The BC Centre for Disease Control (BCCDC) provides provincial and national leadership in public health through surveillance, detection, treatment, prevention and consultation services.
BCCDC’s website contains rich information but over time had become difficult to navigate and out-of-date. The site also serves diverse audiences: both the public for information on public health and health professionals needing forms and other tools. The site was not serving either audience effectively and was in need of an overhaul.
BCCDC hired ADGi to create a blueprint for a redesigned site that would include a new site structure and details on how users would navigate through the site.
The Process
For the first stage of the project, we developed the IA and then validated it with the three target audiences for the site: members of the public, health professionals, and the media. Using our online navigation testing tool, Navtester, we conducted three rounds of testing and refined the IA between each iteration.

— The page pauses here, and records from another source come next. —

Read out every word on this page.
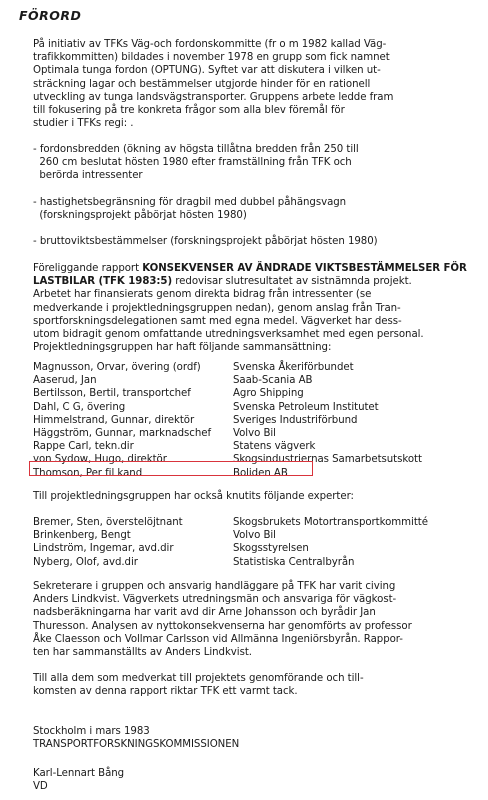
FÖRORD
På initiativ av TFKs Väg-och fordonskommitte (fr o m 1982 kallad Väg-
trafikkommitten) bildades i november 1978 en grupp som fick namnet
Optimala tunga fordon (OPTUNG). Syftet var att diskutera i vilken ut-
sträckning lagar och bestämmelser utgjorde hinder för en rationell
utveckling av tunga landsvägstransporter. Gruppens arbete ledde fram
till fokusering på tre konkreta frågor som alla blev föremål för
studier i TFKs regi: .
- fordonsbredden (ökning av högsta tillåtna bredden från 250 till
260 cm beslutat hösten 1980 efter framställning från TFK och
berörda intressenter
- hastighetsbegränsning för dragbil med dubbel påhängsvagn
(forskningsprojekt påbörjat hösten 1980)
- bruttoviktsbestämmelser (forskningsprojekt påbörjat hösten 1980)
Föreliggande rapport KONSEKVENSER AV ÄNDRADE VIKTSBESTÄMMELSER FÖR
LASTBILAR (TFK 1983:5) redovisar slutresultatet av sistnämnda projekt.
Arbetet har finansierats genom direkta bidrag från intressenter (se
medverkande i projektledningsgruppen nedan), genom anslag från Tran-
sportforskningsdelegationen samt med egna medel. Vägverket har dess-
utom bidragit genom omfattande utredningsverksamhet med egen personal.
Projektledningsgruppen har haft följande sammansättning:
Magnusson, Orvar, övering (ordf)	Svenska Åkeriförbundet
Aaserud, Jan	Saab-Scania AB
Bertilsson, Bertil, transportchef	Agro Shipping
Dahl, C G, övering	Svenska Petroleum Institutet
Himmelstrand, Gunnar, direktör	Sveriges Industriförbund
Häggström, Gunnar, marknadschef	Volvo Bil
Rappe Carl, tekn.dir	Statens vägverk
von Sydow, Hugo, direktör	Skogsindustriernas Samarbetsutskott
Thomson, Per fil kand	Boliden AB
Till projektledningsgruppen har också knutits följande experter:
Bremer, Sten, överstelöjtnant	Skogsbrukets Motortransportkommitté
Brinkenberg, Bengt	Volvo Bil
Lindström, Ingemar, avd.dir	Skogsstyrelsen
Nyberg, Olof, avd.dir	Statistiska Centralbyrån
Sekreterare i gruppen och ansvarig handläggare på TFK har varit civing
Anders Lindkvist. Vägverkets utredningsmän och ansvariga för vägkost-
nadsberäkningarna har varit avd dir Arne Johansson och byrådir Jan
Thuresson. Analysen av nyttokonsekvenserna har genomförts av professor
Åke Claesson och Vollmar Carlsson vid Allmänna Ingeniörsbyrån. Rappor-
ten har sammanställts av Anders Lindkvist.
Till alla dem som medverkat till projektets genomförande och till-
komsten av denna rapport riktar TFK ett varmt tack.
Stockholm i mars 1983
TRANSPORTFORSKNINGSKOMMISSIONEN
Karl-Lennart Bång
VD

We then created the redesign blueprint showing the new information architecture and site layout.
The Solution
The first version of the IA that we tested was organized by either audience (general public, health professionals) or type of resource (publications, research, news). We discovered during the first iteration of testing that users did not easily identify with their audience.
We then moved to a topic based information architecture and began consolidating all information about a given topic together. The results in the navigation testing improved.
For the final site we have 7 main topical categories and all information related to a particular topic is found together. If a user goes to a particular disease page, for example, the section not only contains an overview but all related statistics, research, and news.
We also provide two alternative ways to navigate to content: resource pages and audience pages. The resource pages allow users to find content based on type of resource while the audience pages provide content of interest to particular groups. As all the content is cross-referenced, people can find information quickly no matter what path they use to navigate the site.
Raised Eyebrow then took the blueprint and created the visual design and final layout for the website. BCCDC launched the new site in June 2009.